Meir Gabay

Posted on Sep 7, 2022 • Edited on Sep 13, 2022

Create Multiple Static Sites In A Single AWS S3 Bucket Served By AWS CloudFront

#aws #devops #webdev #tutorial

In this blog post, I'll share how to host multiple static websites in a single S3 bucket, where each site is stored in a single directory (path).

CloudFront will serve the static website, and the trick to fetch the relevant site from the origin, S3 bucket, in this case, relies on a Lambda@Edge function.

Objectives

Serve safely behind a CDN via HTTPS - CloudFront + ACM.
Accessing the S3 bucket should be forbidden to anyone except for the serving CloudFront distribution; we'll use CloudFront OAI for that
Store in durable storage, S3 Standard Durability 99.999999999% (11 9's), and highly available servers, S3 Standard Availability 99.99%

By the end of this blog post, I expect to have two live websites, which are stored on a single S3 bucket, and I want proof.

And of course, I'm too excited to keep to myself, right now I'm inspired by the below song ... So ... Are you re-e-e-e-ady let's go!

Escape the Fate - "One For The Money"

(1/6) HTTPS And DNS Validation

This step is optional if you already own an eligible ACM Certificate in the AWS region N.Virginia (us-east-1).

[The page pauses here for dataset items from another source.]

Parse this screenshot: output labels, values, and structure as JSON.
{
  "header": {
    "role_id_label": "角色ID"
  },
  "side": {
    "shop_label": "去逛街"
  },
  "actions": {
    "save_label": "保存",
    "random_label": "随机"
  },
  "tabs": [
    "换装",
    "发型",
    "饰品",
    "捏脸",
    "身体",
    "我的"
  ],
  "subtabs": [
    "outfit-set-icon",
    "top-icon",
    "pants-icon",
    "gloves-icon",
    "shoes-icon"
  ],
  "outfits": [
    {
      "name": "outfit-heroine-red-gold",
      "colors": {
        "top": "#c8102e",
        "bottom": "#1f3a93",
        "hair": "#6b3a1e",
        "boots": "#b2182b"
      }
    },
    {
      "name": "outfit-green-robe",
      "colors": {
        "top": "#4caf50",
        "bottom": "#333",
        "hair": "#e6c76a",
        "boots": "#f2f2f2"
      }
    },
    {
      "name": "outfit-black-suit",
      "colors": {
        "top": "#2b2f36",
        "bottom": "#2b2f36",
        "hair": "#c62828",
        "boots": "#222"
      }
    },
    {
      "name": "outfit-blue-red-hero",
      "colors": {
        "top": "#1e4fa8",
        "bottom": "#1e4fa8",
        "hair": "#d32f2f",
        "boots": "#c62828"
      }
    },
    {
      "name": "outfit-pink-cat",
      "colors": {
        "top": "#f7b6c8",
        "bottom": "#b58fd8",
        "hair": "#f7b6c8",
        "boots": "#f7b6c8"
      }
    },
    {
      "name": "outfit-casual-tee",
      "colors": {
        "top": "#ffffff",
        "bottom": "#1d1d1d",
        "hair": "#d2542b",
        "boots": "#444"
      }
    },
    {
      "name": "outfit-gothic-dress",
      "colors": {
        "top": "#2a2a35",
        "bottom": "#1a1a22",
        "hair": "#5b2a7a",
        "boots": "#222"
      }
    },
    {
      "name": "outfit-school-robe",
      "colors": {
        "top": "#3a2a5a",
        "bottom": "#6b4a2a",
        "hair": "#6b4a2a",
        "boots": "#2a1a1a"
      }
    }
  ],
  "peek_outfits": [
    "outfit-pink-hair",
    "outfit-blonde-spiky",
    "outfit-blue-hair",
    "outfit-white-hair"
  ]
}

I own the domain meirg.co.il, so to avoid breaking my site, I'm adding another subdomain, and I'll name it multiple-sites, which makes my FQDN



multiple-sites.meirg.co.il

Additionally, I want to support accessing the site with www or any other subdomain (maybe api), so I'll add another FQDN



*.multiple-sites.meirg.co.il

Create An AWS ACM Certificate

Create DNS Validation Records In DNS

Now I need to validate the certificate in my DNS management provider; in my case, it's Cloudflare (flare, not Front 😉)

Then, I copied the CNAME+Value that was generated in ACM

And then, I created two new DNS records in my DNS management provider (how to do it in AWS Route53). Here's how it looks like in Cloudflare:

NOTE: Cloudflare provides a native CDN solution per DNS address, which is fantastic. As you can see, I turned it off (DNS Only) since it's irrelevant for the DNS validation.

And then ... I wonder if all those "and then" reminded you Dobby from the Harry Potter movie 🤭

Cloudflare And AWS CAA Issue

I got into big trouble; my certificate failed to validate

Even though this part is not directly related to this blog post, I'm putting it here for future me (or the currently frustrated you who found it). Bottom line, I fixed it by reading How to Configure a CAA record for AWS and created the DNS records accordingly in Cloudflare.

Validated ACM

Finally, my ACM certificate is eligible, and all DNS records were validated successfully, thanks to the CAA records created above 🙇🏻‍♂️

(2/6) Create An S3 Bucket

This part is relatively easy if you're familiar with AWS S3, though I do want to emphasize something -

An AWS S3 bucket is an object storage; hence it cannot be served to a browser unless set to AWS S3 Static Website.

NOTE: S3 is an object storage, so directories (paths) aren't really "storage locations", but more like pointers that state where the data is stored in an organized way, like filesystem storage.

An S3 static website is only available via HTTP. Serving the site via HTTPS requires a CDN, such as AWS CloudFront or Cloudflare. This information is available at How do I use CloudFront to serve a static website hosted on Amazon S3?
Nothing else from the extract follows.